C’est avec une légitime fierté qu’elle parle de son illustre papa, un fidèle compagnon du président Modibo Kéita arraché à notre affection en 2009. «Mamadou El Béchir Gologo fut un patriote débordant de sincérité et de lucidité, une bibliothèque éternelle… Il reste enraciné dans le Mali». Face à la presse, elle n’a pas manqué de «remercier tous ceux qui ont contribué à la réussite de l’événement». Et d’ajouter «bravo et respect profond au défunt qui, encore une fois, a montré et démontré sa version du patriotisme». De l’avis de la fille, le paternel a placé «très haut» la barre du patriotisme. En effet, il en a fait un condensé de «courage et de sincérité, de foi et d’espoir, d’engagement et de détermination… Toutes ces choses qui ne se transmettent pas par les gènes, mais que l’on inspire par ses choix, ses actes, ses attitudes et la conscience qu’on y met».
Il faut rappeler que Dr Mamadou El Béchir Gologo est décédé, le 21 mars 2009, des suites d’une longue maladie. Diplômé de la prestigieuse Ecole normale William Ponty de Dakar, il a par la suite fréquenté, entre autres, l’Ecole de médecine de Dakar d’où il est sorti avec son diplôme de médecin avant de s’engager dans l’armée coloniale française. A la libération de la France, en 1949, il rentre au Soudan français (actuel Mali) pour exercer sa profession de médecin. Piqué par le virus de la politique, il devient d’abord syndicaliste, ensuite membre fondateur de l’Union soudanaise du Rassemblement démocratique africain (US-RDA), le parti qui a conduit le Soudan français à l’indépendance en 1960. Ministre de l’Information de la jeune République du Mali, il a été déporté au bagne de Taoudénit après le coup d’Etat militaire de 1968. Ce n’est que trois ans plus tard (1971) qu’il a recouvré la liberté.

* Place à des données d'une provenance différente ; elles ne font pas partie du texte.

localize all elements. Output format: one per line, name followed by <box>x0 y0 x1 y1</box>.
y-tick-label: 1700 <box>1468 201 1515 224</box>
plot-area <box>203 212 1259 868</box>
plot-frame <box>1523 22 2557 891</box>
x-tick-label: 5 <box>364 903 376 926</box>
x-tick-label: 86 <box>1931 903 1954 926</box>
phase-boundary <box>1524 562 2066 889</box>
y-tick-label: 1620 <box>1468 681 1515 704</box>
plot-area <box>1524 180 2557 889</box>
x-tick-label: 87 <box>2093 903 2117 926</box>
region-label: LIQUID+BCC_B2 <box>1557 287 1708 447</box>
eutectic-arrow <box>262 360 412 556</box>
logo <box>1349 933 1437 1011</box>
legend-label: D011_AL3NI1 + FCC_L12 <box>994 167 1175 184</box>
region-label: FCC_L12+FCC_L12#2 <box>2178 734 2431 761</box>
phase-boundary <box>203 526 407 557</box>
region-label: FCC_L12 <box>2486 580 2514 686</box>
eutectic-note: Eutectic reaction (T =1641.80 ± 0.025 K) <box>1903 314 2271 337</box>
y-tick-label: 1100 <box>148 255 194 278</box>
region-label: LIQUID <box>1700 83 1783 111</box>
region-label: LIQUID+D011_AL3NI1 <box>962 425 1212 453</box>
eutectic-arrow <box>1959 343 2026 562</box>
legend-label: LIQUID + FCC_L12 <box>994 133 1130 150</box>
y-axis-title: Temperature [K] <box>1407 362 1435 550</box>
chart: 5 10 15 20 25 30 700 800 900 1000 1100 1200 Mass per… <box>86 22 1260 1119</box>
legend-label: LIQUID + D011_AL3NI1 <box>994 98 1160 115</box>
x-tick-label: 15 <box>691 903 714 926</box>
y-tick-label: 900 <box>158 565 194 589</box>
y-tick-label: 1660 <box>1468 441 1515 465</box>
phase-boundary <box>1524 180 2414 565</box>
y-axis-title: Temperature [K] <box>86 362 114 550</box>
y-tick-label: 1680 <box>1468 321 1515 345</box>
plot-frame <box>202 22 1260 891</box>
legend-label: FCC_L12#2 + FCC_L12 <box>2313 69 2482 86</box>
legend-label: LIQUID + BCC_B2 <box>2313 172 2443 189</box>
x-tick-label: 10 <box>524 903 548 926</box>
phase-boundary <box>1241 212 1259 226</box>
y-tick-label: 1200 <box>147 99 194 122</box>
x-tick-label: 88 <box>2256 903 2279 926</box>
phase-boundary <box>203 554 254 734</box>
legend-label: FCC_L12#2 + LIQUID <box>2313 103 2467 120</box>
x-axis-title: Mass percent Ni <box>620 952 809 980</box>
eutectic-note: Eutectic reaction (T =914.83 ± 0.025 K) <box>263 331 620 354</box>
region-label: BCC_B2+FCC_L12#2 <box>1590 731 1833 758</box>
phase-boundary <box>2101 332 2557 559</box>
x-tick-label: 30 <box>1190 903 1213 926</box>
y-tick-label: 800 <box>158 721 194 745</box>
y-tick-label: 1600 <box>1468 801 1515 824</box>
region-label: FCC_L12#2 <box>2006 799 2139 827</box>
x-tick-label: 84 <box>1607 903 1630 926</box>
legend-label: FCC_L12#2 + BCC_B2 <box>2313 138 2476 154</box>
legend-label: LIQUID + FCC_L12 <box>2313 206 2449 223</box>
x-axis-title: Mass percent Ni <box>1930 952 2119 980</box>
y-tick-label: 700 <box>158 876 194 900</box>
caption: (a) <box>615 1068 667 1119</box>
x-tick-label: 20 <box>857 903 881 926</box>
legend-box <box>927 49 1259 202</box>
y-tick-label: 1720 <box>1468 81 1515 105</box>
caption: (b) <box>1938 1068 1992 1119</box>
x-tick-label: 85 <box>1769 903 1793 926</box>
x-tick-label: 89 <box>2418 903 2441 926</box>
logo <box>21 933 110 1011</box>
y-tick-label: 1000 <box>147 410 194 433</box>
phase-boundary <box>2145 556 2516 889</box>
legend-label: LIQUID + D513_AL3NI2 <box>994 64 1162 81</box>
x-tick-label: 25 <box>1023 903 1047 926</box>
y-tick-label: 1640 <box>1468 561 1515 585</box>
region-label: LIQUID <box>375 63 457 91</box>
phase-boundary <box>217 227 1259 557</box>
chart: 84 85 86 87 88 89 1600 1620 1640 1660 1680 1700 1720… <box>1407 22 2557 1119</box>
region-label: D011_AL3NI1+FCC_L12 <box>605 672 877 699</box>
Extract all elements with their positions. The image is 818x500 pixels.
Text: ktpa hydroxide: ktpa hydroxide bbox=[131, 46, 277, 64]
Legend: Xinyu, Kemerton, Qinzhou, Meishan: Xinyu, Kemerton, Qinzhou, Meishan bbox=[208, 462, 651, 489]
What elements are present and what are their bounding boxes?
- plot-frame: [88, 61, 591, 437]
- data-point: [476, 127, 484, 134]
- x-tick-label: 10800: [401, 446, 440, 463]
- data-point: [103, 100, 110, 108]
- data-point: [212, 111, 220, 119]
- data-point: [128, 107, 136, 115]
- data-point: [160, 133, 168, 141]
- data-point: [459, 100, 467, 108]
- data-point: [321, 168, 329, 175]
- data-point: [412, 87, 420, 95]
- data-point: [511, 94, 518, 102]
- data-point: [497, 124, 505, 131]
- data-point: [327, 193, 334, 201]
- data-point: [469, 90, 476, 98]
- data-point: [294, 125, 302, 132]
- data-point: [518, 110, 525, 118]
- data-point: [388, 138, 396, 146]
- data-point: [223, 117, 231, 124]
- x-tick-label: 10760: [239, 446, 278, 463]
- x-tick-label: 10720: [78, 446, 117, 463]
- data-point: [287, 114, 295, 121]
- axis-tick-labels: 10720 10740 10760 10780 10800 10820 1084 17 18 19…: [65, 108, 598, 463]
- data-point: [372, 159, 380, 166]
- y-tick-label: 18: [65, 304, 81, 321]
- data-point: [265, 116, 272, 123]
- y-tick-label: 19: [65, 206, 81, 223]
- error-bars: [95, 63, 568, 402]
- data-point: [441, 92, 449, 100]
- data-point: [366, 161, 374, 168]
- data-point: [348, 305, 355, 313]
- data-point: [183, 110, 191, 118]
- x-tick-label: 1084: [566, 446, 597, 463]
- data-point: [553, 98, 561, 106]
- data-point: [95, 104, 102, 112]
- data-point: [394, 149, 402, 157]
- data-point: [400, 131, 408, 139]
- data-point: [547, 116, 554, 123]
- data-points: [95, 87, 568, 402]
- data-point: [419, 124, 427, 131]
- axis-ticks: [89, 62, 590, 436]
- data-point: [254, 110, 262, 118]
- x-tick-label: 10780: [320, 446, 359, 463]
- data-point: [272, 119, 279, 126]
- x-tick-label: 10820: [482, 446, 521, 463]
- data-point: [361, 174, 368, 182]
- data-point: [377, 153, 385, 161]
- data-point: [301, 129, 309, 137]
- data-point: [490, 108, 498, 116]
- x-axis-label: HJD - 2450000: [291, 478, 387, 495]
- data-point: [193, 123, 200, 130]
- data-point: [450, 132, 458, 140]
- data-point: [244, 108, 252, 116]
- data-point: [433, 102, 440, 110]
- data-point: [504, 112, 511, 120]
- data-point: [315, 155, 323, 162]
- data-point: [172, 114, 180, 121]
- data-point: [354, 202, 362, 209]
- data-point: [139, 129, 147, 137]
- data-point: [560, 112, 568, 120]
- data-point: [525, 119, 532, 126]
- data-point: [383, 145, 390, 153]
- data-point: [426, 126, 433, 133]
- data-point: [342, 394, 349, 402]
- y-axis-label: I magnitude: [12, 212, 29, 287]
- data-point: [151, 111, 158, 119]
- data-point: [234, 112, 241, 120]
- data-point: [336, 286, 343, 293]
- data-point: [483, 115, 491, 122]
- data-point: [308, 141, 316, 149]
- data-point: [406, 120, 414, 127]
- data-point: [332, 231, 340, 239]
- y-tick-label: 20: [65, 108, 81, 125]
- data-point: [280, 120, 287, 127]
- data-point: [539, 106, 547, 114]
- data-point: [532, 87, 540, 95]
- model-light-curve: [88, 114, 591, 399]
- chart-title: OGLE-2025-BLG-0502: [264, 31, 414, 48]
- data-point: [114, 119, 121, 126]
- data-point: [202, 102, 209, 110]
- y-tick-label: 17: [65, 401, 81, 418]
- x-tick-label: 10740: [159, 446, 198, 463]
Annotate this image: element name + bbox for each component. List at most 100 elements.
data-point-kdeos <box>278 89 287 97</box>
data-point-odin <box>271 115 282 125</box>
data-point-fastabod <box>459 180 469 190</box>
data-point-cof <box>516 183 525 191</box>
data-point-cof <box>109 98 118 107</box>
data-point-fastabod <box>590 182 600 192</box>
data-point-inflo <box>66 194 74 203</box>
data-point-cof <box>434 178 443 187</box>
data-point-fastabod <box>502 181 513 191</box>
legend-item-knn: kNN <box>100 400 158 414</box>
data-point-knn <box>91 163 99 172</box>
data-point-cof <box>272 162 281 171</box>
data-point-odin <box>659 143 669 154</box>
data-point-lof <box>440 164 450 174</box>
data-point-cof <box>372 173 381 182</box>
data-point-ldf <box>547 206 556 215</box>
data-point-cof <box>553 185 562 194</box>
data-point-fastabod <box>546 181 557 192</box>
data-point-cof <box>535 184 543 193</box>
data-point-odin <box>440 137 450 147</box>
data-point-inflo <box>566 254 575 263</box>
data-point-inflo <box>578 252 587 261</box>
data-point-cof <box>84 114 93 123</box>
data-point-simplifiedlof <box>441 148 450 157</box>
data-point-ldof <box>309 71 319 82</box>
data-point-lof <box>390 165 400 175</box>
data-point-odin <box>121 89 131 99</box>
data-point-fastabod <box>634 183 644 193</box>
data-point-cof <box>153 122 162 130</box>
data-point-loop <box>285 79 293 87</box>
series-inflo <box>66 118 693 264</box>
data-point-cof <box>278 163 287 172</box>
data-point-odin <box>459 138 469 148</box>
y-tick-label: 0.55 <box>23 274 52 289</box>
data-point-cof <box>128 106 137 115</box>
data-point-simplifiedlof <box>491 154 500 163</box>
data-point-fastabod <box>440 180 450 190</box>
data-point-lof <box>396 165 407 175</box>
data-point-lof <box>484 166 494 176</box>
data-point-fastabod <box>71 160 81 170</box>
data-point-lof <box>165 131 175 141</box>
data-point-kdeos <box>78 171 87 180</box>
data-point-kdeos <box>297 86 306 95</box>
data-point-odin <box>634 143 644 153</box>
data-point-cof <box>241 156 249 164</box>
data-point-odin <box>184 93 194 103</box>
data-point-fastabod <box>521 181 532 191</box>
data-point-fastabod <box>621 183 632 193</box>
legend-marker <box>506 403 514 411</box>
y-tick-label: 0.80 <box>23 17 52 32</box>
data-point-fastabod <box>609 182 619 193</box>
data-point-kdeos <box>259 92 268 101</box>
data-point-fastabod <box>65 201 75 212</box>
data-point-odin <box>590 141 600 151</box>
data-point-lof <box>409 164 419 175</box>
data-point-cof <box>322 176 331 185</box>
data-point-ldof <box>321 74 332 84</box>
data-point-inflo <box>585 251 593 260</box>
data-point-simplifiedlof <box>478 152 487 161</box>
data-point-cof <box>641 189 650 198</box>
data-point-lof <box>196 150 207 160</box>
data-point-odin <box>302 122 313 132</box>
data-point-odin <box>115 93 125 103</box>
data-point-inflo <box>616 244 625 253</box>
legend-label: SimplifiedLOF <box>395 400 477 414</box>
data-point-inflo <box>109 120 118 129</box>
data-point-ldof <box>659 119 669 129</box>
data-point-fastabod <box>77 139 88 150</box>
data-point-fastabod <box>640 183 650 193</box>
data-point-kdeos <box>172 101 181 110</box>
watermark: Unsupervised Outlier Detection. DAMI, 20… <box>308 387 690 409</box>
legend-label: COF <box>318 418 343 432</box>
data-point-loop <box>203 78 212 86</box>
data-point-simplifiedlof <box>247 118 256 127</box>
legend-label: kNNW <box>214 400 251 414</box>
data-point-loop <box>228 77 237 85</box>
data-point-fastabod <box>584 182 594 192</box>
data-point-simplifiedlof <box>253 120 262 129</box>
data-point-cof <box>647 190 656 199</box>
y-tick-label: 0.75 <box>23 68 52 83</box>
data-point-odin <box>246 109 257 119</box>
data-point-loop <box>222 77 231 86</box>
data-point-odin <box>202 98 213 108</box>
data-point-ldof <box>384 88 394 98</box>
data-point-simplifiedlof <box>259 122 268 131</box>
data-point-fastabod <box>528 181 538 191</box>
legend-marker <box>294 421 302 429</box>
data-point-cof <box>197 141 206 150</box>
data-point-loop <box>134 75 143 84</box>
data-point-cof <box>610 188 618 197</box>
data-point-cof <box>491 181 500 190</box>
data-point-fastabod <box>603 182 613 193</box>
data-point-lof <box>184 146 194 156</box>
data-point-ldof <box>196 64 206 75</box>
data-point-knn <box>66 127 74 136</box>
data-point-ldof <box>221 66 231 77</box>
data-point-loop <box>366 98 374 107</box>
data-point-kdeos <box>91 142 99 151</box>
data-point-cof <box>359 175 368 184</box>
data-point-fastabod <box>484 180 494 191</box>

«Dr Mamadou El Béchir Gologo a donné une leçon d’humilité et de sagesse au Mali ; il a porté l’US-RDA et le Mali dans son cœur. Un Mali qu’il a porté haut dans le destin inexorable des peuples et des nations», a témoigné Dr Badra Aliou Macalou, alors Secrétaire général de l’US-RDA dans son oraison funèbre le 23 mars 2009. Il faut souligner que Dr Gologo est resté président d’honneur de l’US-RDA jusqu’à son décès.
A noter également que, avant sa disparition physique, la bibliographie de Mamadou El Béchir, était déjà riche en ouvrages de référence comme «Le Rescapé de l’Ethylos» (378 pages, Présence africaine, 1963), «La Chine, un peuple géant au grand destin» (Edité par Librairie du Nouveau Monde, Pékin, 1964), «Tornade d’Afrique» (poésie/1966), «Moudaïna» (critique sociale/1995), «Mon cœur reste un volcan» (recueil de poésie de 116 pages/Janvier 1999)… Ses œuvres posthumes, «Repères» et «Morikè et Baba Tièman», sont en vente dans les librairies de la place au prix unitaire de 15 000 F Cfa. Les acheter pour soi ou pour les offrir est le meilleur hommage que l’on puisse rendre aujourd’hui à cet intellectuel engagé qui avait la patrie chevillée au corps.